Stimulation of Suicidal Erythrocyte Death by Methylglyoxal

Nicolay J.P.1 · Schneider J.1 · Niemoeller O.M.1 · Artunc F.1 · Portero-Otin M.2 · Haik Jr. G.3 · Thornalley P.J.2 · Schleicher E.4 · Wieder T.1 · Lang F.1
1Department of Physiology, and 4Department of Internal Medicine, University of Tübingen, 2Department of Biological Sciences, University of Essex, 3George Haik Eye Clinic, New Orleans, Louisiana
email Corresponding Author

Abstract

Diabetes increases the percentage of circulating erythrocytes exposing phosphatidylserine (PS) at the cell surface. PS-exposing erythrocytes are recognized, bound, engulfed and degraded by macrophages. Thus, PS exposure, a feature of suicidal erythrocyte death or eryptosis, accelerates clearance of affected erythrocytes from circulating blood. Moreover, PS-exposing erythrocytes bind to the vascular wall thus interfering with microcirculation. The present study explored mechanisms involved in the triggering of PS exposure by methylgloxal, an extra- and intracellular metabolite which is enhanced in diabetes. PS exposure, cell size and cytosolic Ca2+-activity after methylglyoxal treatment were measured by FACS analysis of annexin V binding, forward scatter and Fluo-3-fluorescence, respectively, and it was shown that the treatment significantly enhanced the percentage of PS-exposing erythrocytes at concentrations (0.3 µM) encountered in diabetic patients.
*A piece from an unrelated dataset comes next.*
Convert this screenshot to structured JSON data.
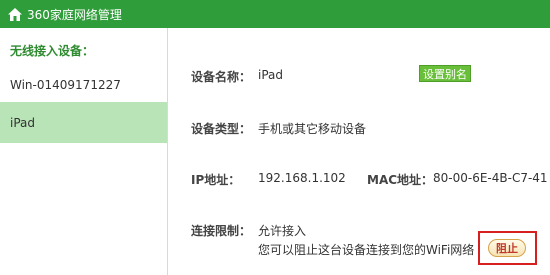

Surprisingly, methylglyoxal did not significantly increase cytosolic Ca2+ concentration, and at concentrations up to 3 µM, did not decrease the forward scatter. Instead, exposure to methylglyoxal inhibited glycolysis thus decreasing ATP and GSH concentrations. In conclusion, methylglyoxal impairs energy production and anti-oxidative defense, effects contributing to the enhanced PS exposure of circulating erythrocytes and eventually resulting in anemia and deranged microcirculation.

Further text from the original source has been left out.